Net neutrality is a principle that says no Internet traffic should get special treatment, and Internet service providers can’t block or degrade certain traffic because the website or service pumping it out isn’t willing to pay up for prioritization.
Although the FCC is in the process of rescinding the rule, most Americans are in favor of net neutrality. And states are stepping in where Ajit Pai’s FCC refuses to tread.
“Today we make history: Washington will be the first state in the nation to preserve the open internet,” Washington Governor Jay Inslee said Monday, as he signed the legislation. “We’ve seen the power of an open Internet. It allows a student in Washington to connect with researchers all around the world — or a small business to compete in the global marketplace. It’s allowed the free flow of information and ideas in one of the greatest demonstrations of free speech in our history.”

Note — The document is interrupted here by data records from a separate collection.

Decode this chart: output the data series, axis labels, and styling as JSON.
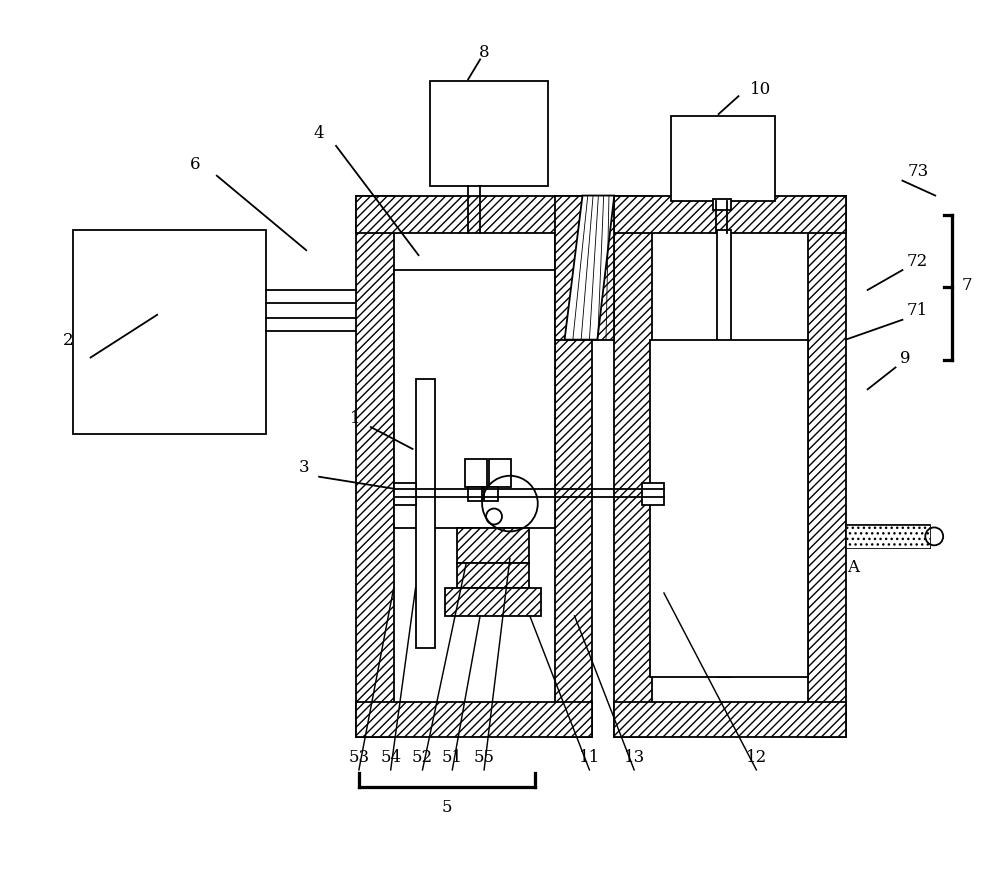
{
  "bg_color": "#ffffff",
  "line_color": "#000000",
  "linewidth": 1.3,
  "figsize": [
    10.0,
    8.79
  ],
  "dpi": 100
}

The state’s law prohibits broadband companies from blocking legal content, applications and services, or blocking “non-harmful devices” from connecting to their networks. It also bans the throttling of certain Internet traffic—something providers have in the past done with Internet voice services—along with paid prioritization.
Washington isn’t the only state taking such action, even if it’s the first to see it through to the finish line. Oregon’s house and senate have passed a similar measure, and Governor Kate Brown is expected to approve it. More than half a dozen other states are also considering net neutrality legislation.

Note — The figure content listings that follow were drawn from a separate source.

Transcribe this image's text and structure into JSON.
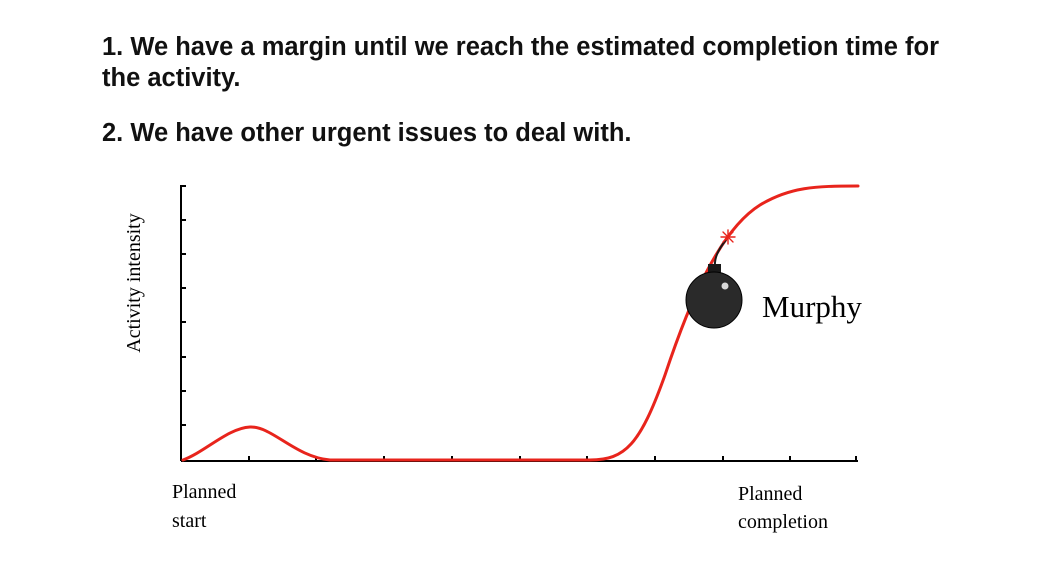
{
  "points": [
    "1. We have a margin until we reach the estimated completion time for the activity.",
    "2. We have other urgent issues to deal with."
  ],
  "diagram": {
    "y_axis_label": "Activity intensity",
    "start_label": [
      "Planned",
      "start"
    ],
    "completion_label": [
      "Planned",
      "completion"
    ],
    "bomb_label": "Murphy",
    "curve_color": "#e8241c",
    "bomb_color": "#2a2a2a",
    "spark_color": "#e8241c",
    "bomb_icon": "bomb-icon"
  }
}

In some states, governors have taken a more direct approach, signing executive orders that mandate net neutrality. These include Vermont, Montana, New York, and New Jersey.
In Hawaii, Governor David Ige ordered state government agencies to only take Internet-related services from companies whose contracts include net neutrality principles.
Meanwhile, a coalition of almost two dozen state attorneys general is suing the FCC at the U.S. Court of Appeals, demanding a federal-level rollback of the agency’s decision.